Is there much demand for this kind of work, I wonder? I'm guessing the best way to get your foot in the door is to be in academia, and those days are long passed for me.

2 comments

Fortran story time:

As an undergrad, I had a good friend who was doing his PhD in Atmospheric Physics. It turns out, most of that field works in Fortran '88. This is not a very useful language, seeing as it uses GOTO statements to function as a loop. Fortunately, it does have comments. My friend managed to sweet-talk an older PI into giving him the old code for use in nuclear blast atmospherics (Exp: say you nuked all of France, what happens to Greenland's ice). At about 3 am before a project was due in the morning, he was pulling through the spaghetti that was the code, tired, jittery, and over-caffeinated. In this mess of logic diagrams he had to draw out by hand, he finally got to somewhere he thought was going to really cement all the code together for him. He follows a GOTO statement, and there was only a set of another GOTO statements.
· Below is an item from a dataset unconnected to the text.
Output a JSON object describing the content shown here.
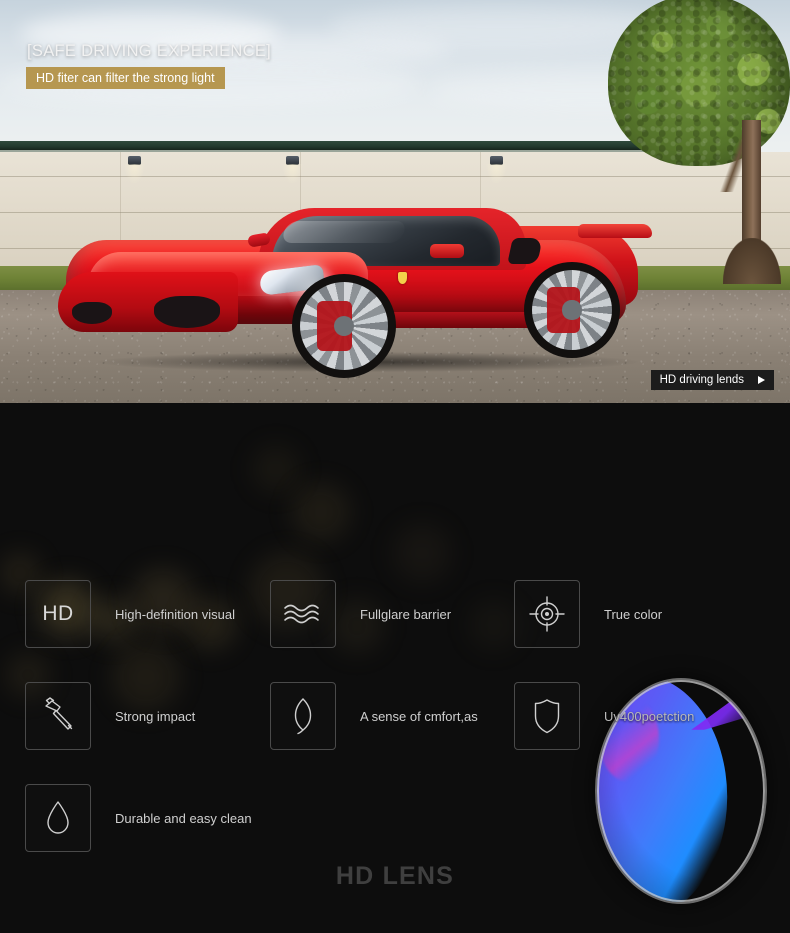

This went on for about 30 (my recollection of his words) GOTO statements, all 'nested'. Eventually, he gets to one that only has a comment line: 'HAHA MADE YOU LOOK'.

His laptop was defenestrated and he had to buy a new one with me about a week later.

I think the issue is more one of funding than of a lack of demand - I suspect there's not that many grants that let you hire a programmer for this kind of thing.